Amazon continued to research other ways to automate its warehouses and present new robotsin part because the company employs so many front-line workers that it sometimes has worried about running out of people to hire in some parts of the United States. In its corporate wing, Amazon previously implemented an initiative called “hands on the wheel” that took inventory ordering and other responsibilities out of the hands of employees in the retail division and handed them over to technology.

Now, with the creation and widespread use of AAE technology, the roles of recruiters within the second largest private sector employer in the United States could be permanently changed, potentially reducing the number of people Amazon must employ.

That is, when the company starts hiring again.

Amazon instituted a hiring freeze in early fall, and last week the New York Times reported that Amazon would lay off about 10,000 workers, or 3% of its staff, in what would be the biggest round of job cuts in the company’s nearly three-decade history. Along with layoffs in the company’s Alexa and Amazon gadget divisions, the the company has sent takeover offers to large swaths of the company’s HR division, including all lower and mid-level recruiters in the US and India. If employees voluntarily leave their jobs, Amazon offers three months’ pay plus one week’s pay for every six months with the company. These employees must decide on the offer by November 29.

Division executives said involuntary layoffs could still occur in the new year, depending in part on how many employees agree to voluntarily leave the company.

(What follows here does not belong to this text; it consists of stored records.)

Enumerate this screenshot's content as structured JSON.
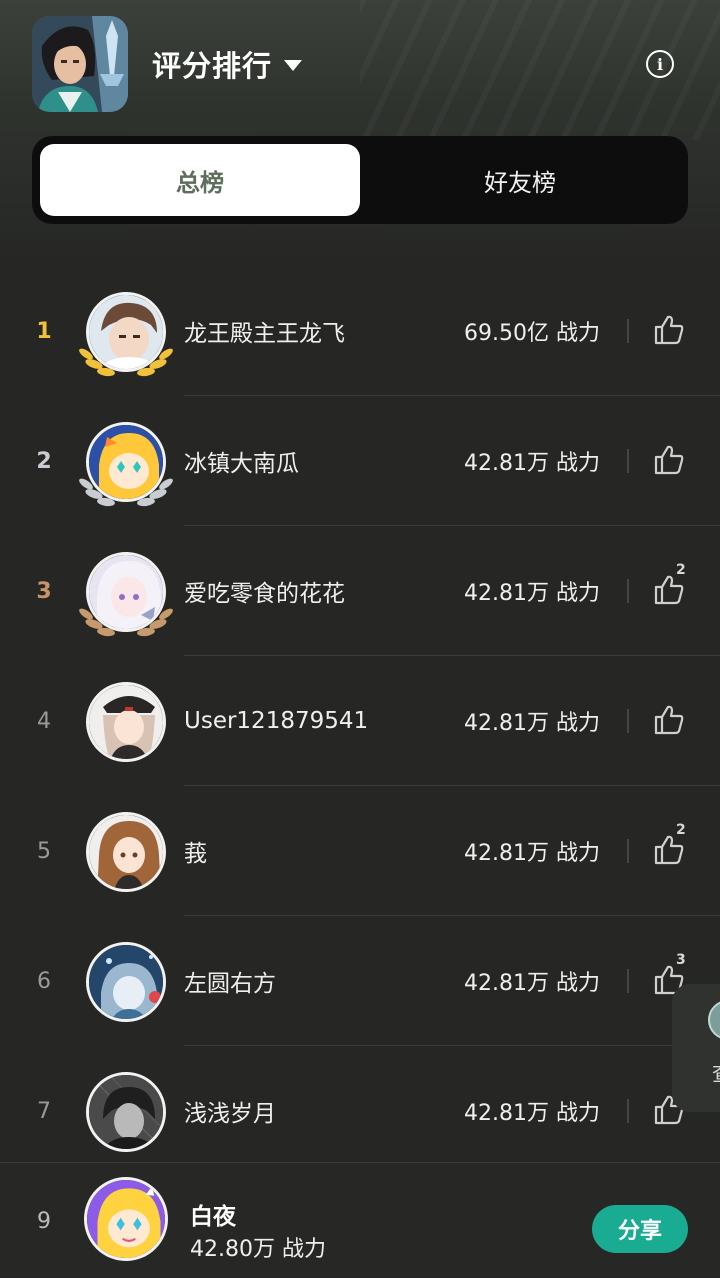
{
  "header": {
    "title": "评分排行",
    "game_icon": "game-character-icon",
    "info_icon": "info-icon"
  },
  "tabs": [
    {
      "label": "总榜",
      "active": true
    },
    {
      "label": "好友榜",
      "active": false
    }
  ],
  "colors": {
    "rank_1": "#f2c13a",
    "rank_2": "#c9ccd0",
    "rank_3": "#c9956b",
    "rank_other": "#9a9b96",
    "laurel_gold": "#f2c13a",
    "laurel_silver": "#c9ccd0",
    "laurel_bronze": "#c79a6e",
    "share_button": "#1aab93"
  },
  "ranking": [
    {
      "rank": "1",
      "name": "龙王殿主王龙飞",
      "power": "69.50亿 战力",
      "likes": "",
      "avatar": "boy-portrait-avatar"
    },
    {
      "rank": "2",
      "name": "冰镇大南瓜",
      "power": "42.81万 战力",
      "likes": "",
      "avatar": "cartoon-star-girl-avatar"
    },
    {
      "rank": "3",
      "name": "爱吃零食的花花",
      "power": "42.81万 战力",
      "likes": "2",
      "avatar": "anime-white-hair-girl-avatar"
    },
    {
      "rank": "4",
      "name": "User121879541",
      "power": "42.81万 战力",
      "likes": "",
      "avatar": "anime-military-girl-avatar"
    },
    {
      "rank": "5",
      "name": "莪",
      "power": "42.81万 战力",
      "likes": "2",
      "avatar": "anime-brown-hair-girl-avatar"
    },
    {
      "rank": "6",
      "name": "左圆右方",
      "power": "42.81万 战力",
      "likes": "3",
      "avatar": "anime-blue-night-avatar"
    },
    {
      "rank": "7",
      "name": "浅浅岁月",
      "power": "42.81万 战力",
      "likes": "",
      "avatar": "dark-rain-boy-avatar"
    }
  ],
  "side_bubble": {
    "text": "查",
    "icon": "character-face-icon"
  },
  "me": {
    "rank": "9",
    "name": "白夜",
    "power": "42.80万 战力",
    "avatar": "cartoon-star-girl-avatar",
    "share_label": "分享"
  }
}
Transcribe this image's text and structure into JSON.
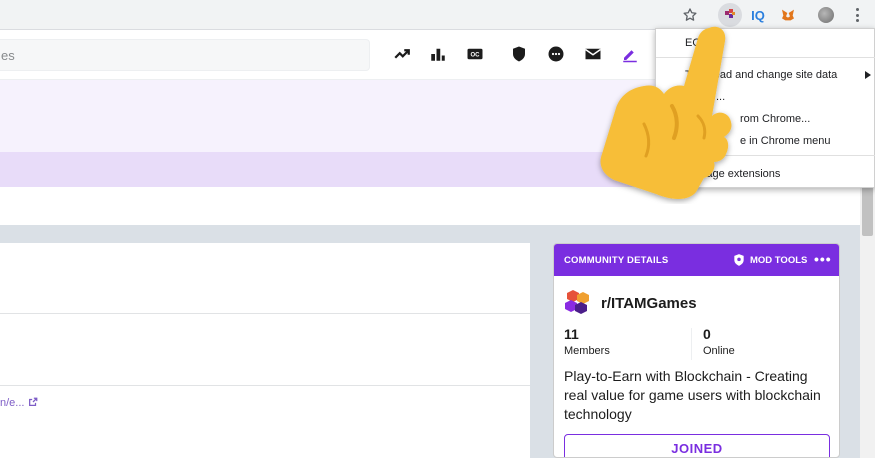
{
  "browser": {
    "icons": [
      "star-icon",
      "eos-extension-icon",
      "iq-extension-icon",
      "metamask-fox-icon",
      "profile-avatar",
      "chrome-menu-icon"
    ],
    "iq_label": "IQ"
  },
  "header": {
    "search_placeholder_visible": "es",
    "icons": [
      "trending-icon",
      "stats-icon",
      "closed-caption-icon",
      "shield-icon",
      "chat-icon",
      "mail-icon",
      "edit-icon"
    ]
  },
  "post": {
    "link_text": "n/e..."
  },
  "community": {
    "header_title": "COMMUNITY DETAILS",
    "mod_tools_label": "MOD TOOLS",
    "more_label": "•••",
    "name": "r/ITAMGames",
    "members_count": "11",
    "members_label": "Members",
    "online_count": "0",
    "online_label": "Online",
    "description": "Play-to-Earn with Blockchain - Creating real value for game users with blockchain technology",
    "joined_label": "JOINED"
  },
  "context_menu": {
    "item1": "EOS",
    "item2": "Th    n read and change site data",
    "item3": "...",
    "item4": "rom Chrome...",
    "item5": "e in Chrome menu",
    "item6": "Manage extensions"
  },
  "colors": {
    "reddit_purple": "#7a2ee0",
    "hand_yellow": "#f7be38"
  }
}
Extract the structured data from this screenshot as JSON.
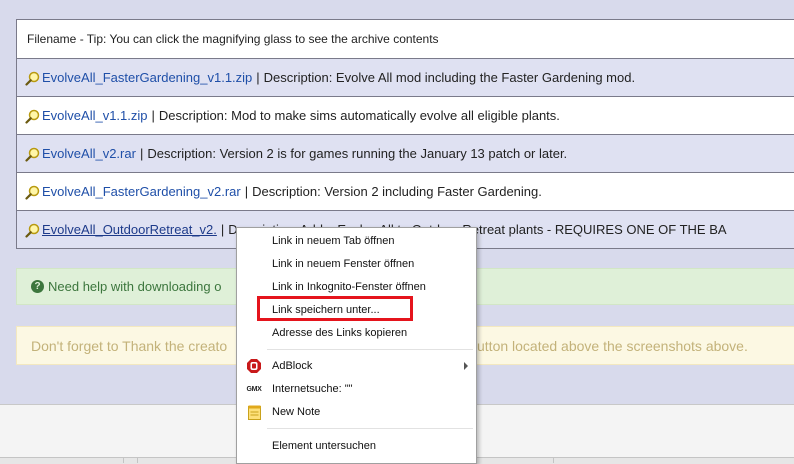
{
  "table": {
    "header": "Filename - Tip: You can click the magnifying glass to see the archive contents",
    "rows": [
      {
        "file": "EvolveAll_FasterGardening_v1.1.zip",
        "desc": "Description: Evolve All mod including the Faster Gardening mod."
      },
      {
        "file": "EvolveAll_v1.1.zip",
        "desc": "Description: Mod to make sims automatically evolve all eligible plants."
      },
      {
        "file": "EvolveAll_v2.rar",
        "desc": "Description: Version 2 is for games running the January 13 patch or later."
      },
      {
        "file": "EvolveAll_FasterGardening_v2.rar",
        "desc": "Description: Version 2 including Faster Gardening."
      },
      {
        "file": "EvolveAll_OutdoorRetreat_v2.",
        "desc": "Description: Add... Evolve All to Outdoor Retreat plants - REQUIRES ONE OF THE BA"
      }
    ],
    "separator": "|"
  },
  "notices": {
    "help": "Need help with downloading o",
    "thanks_left": "Don't forget to Thank the creato",
    "thanks_right": "utton located above the screenshots above."
  },
  "context_menu": {
    "items": {
      "open_new_tab": "Link in neuem Tab öffnen",
      "open_new_window": "Link in neuem Fenster öffnen",
      "open_incognito": "Link in Inkognito-Fenster öffnen",
      "save_link_as": "Link speichern unter...",
      "copy_link_address": "Adresse des Links kopieren",
      "adblock": "AdBlock",
      "internet_search": "Internetsuche: \"\"",
      "new_note": "New Note",
      "inspect_element": "Element untersuchen"
    },
    "icons": {
      "adblock": "adblock-stop-icon",
      "gmx": "GMX",
      "new_note": "note-icon"
    },
    "highlight_color": "#e5141c"
  },
  "colors": {
    "link": "#1f4fa8",
    "page_bg": "#d8daec",
    "help_bg": "#dff0d8",
    "thanks_bg": "#fcf8e3"
  }
}
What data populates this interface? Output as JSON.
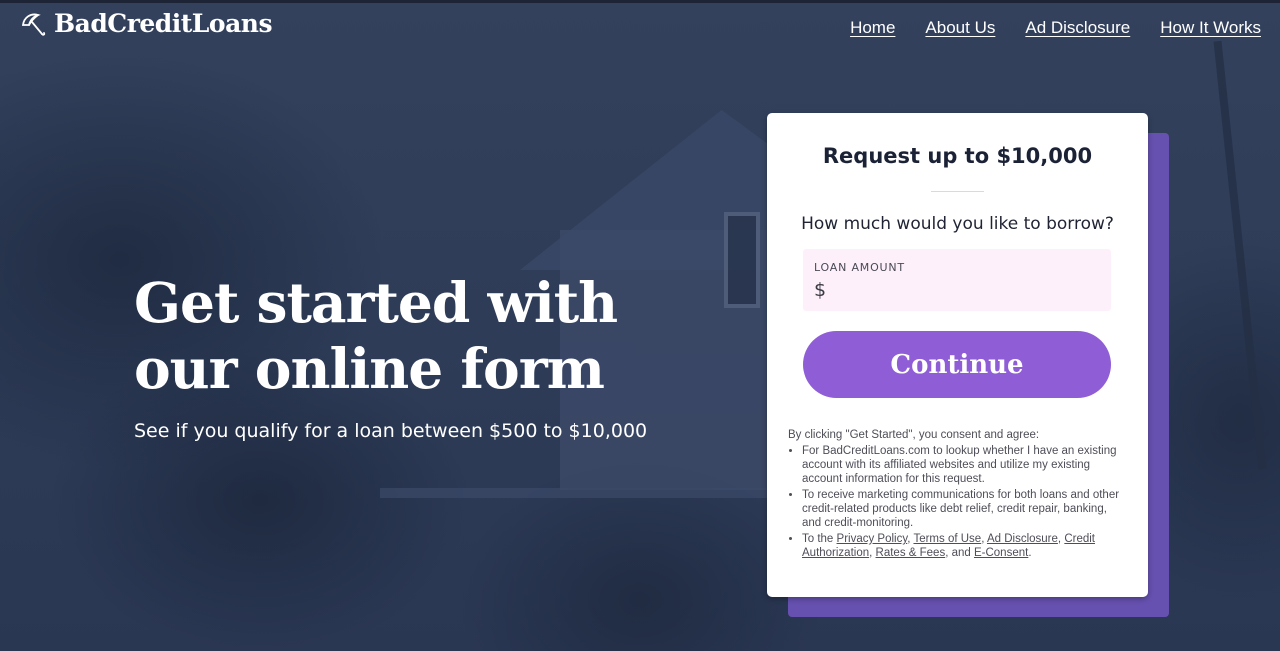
{
  "brand": {
    "name": "BadCreditLoans",
    "icon": "umbrella-icon"
  },
  "nav": [
    {
      "label": "Home"
    },
    {
      "label": "About Us"
    },
    {
      "label": "Ad Disclosure"
    },
    {
      "label": "How It Works"
    }
  ],
  "hero": {
    "title": "Get started with our online form",
    "subtitle": "See if you qualify for a loan between $500 to $10,000"
  },
  "form": {
    "title": "Request up to $10,000",
    "question": "How much would you like to borrow?",
    "amount_label": "LOAN AMOUNT",
    "amount_prefix": "$",
    "amount_value": "",
    "continue_label": "Continue",
    "colors": {
      "button": "#8f5dd6",
      "shadow": "#6651b0",
      "input_bg": "#fdf0fb"
    }
  },
  "consent": {
    "intro": "By clicking \"Get Started\", you consent and agree:",
    "item1": "For BadCreditLoans.com to lookup whether I have an existing account with its affiliated websites and utilize my existing account information for this request.",
    "item2": "To receive marketing communications for both loans and other credit-related products like debt relief, credit repair, banking, and credit-monitoring.",
    "item3_prefix": "To the",
    "links": {
      "privacy": "Privacy Policy",
      "terms": "Terms of Use",
      "ad": "Ad Disclosure",
      "credit": "Credit Authorization",
      "rates": "Rates & Fees",
      "econsent": "E-Consent"
    },
    "sep_comma": ",",
    "sep_and": ", and",
    "end": "."
  }
}
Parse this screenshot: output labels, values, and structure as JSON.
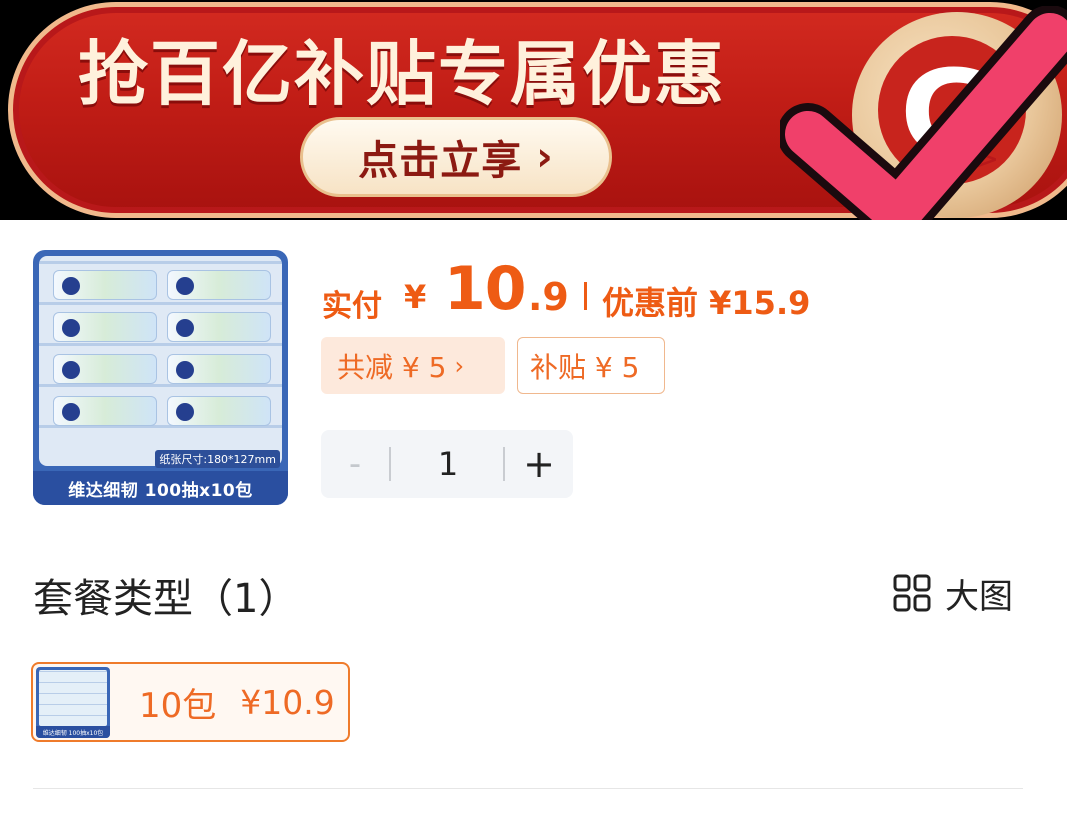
{
  "banner": {
    "title": "抢百亿补贴专属优惠",
    "cta_label": "点击立享",
    "cta_chevron": "›",
    "coin_glyph": "G",
    "coin_arrow": ">",
    "icon_names": [
      "chevron-right-icon",
      "coin-badge-icon",
      "checkmark-icon"
    ],
    "colors": {
      "banner_red": "#c11d16",
      "checkmark_pink": "#f0406a",
      "cta_text": "#8c1a12"
    }
  },
  "product": {
    "thumbnail_caption": "维达细韧 100抽x10包",
    "thumbnail_size_tag": "纸张尺寸:180*127mm",
    "pay_label": "实付",
    "currency": "¥",
    "pay_amount_int": "10",
    "pay_amount_dec": ".9",
    "original_price_label": "优惠前 ¥15.9",
    "discount_tag": "共减 ¥ 5",
    "discount_chevron": "›",
    "subsidy_tag": "补贴 ¥ 5",
    "accent_color": "#ee5b14"
  },
  "quantity": {
    "minus_label": "-",
    "value": "1",
    "plus_label": "+"
  },
  "package": {
    "section_title": "套餐类型（1）",
    "big_view_label": "大图",
    "options": [
      {
        "name": "10包",
        "price": "¥10.9",
        "selected": true,
        "thumb_caption": "维达细韧 100抽x10包"
      }
    ]
  }
}
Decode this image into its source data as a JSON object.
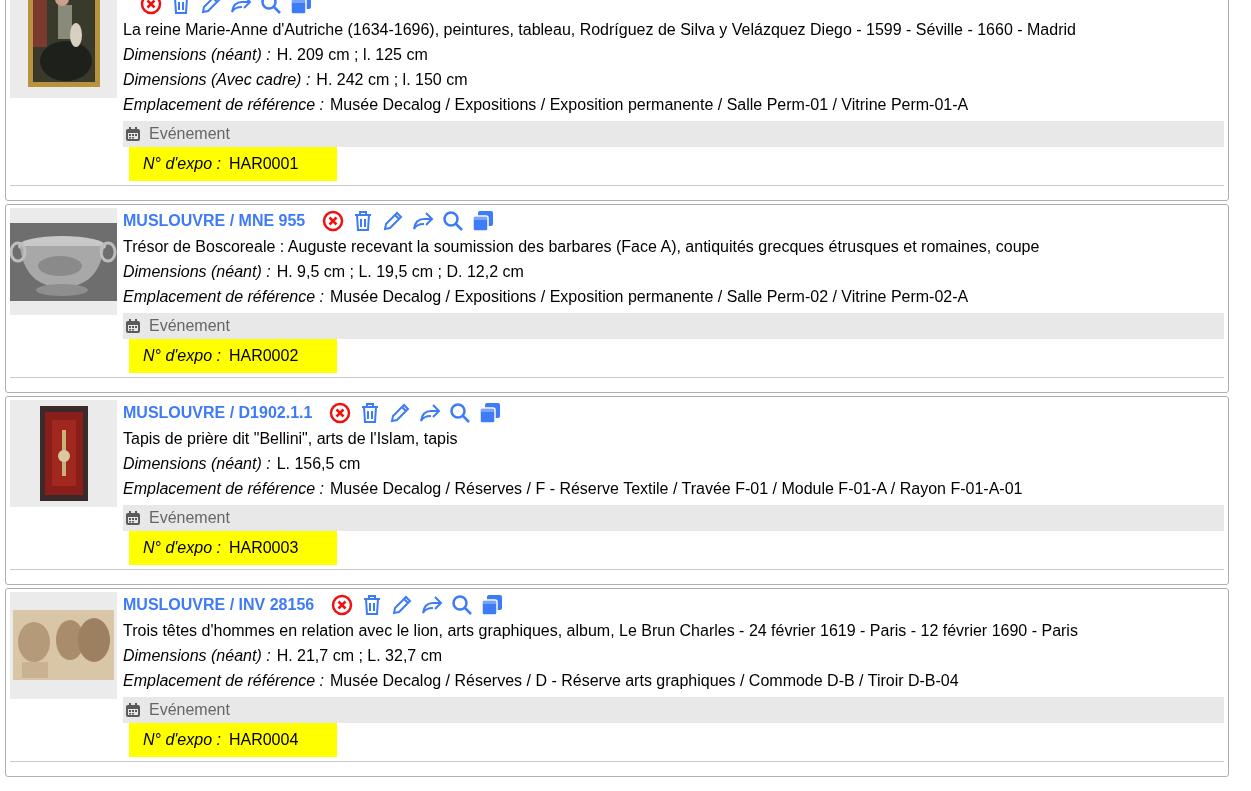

Amazon CEO Andy Jassy also said layoffs in the company’s main retail division would take place through 2023.

AAE technology removes a key role that some recruiters fill at Amazon, which is to assess job candidates and decide which ones should go on to interview. The program uses performance reviews of current employees, along with information from their resumes and any online job reviews they conducted during their hiring process, to evaluate current candidates for similar positions.

“[T]The model achieves an accuracy comparable to that of the manual process and does not show any negative impact,” reads the 2021 internal document.

The technology was first tested on candidates for medical representative positions at Amazon, who work from the company’s network of warehouses. But since then it has been used to screen candidates for positions ranging from software development engineers to technical program managers, opening up the possibility of widespread future use across the enterprise.

Within the technology industry, we realize that the The Big Tech Boom May Be Over. In many cases, pandemic-fueled business successes have reversed or plateaued. Now, tech titans like Amazon are looking to tighten their belts, apparently in part by making long-term bets that technology, and AI in particular, can do what humans do — and can. -be at a lower cost.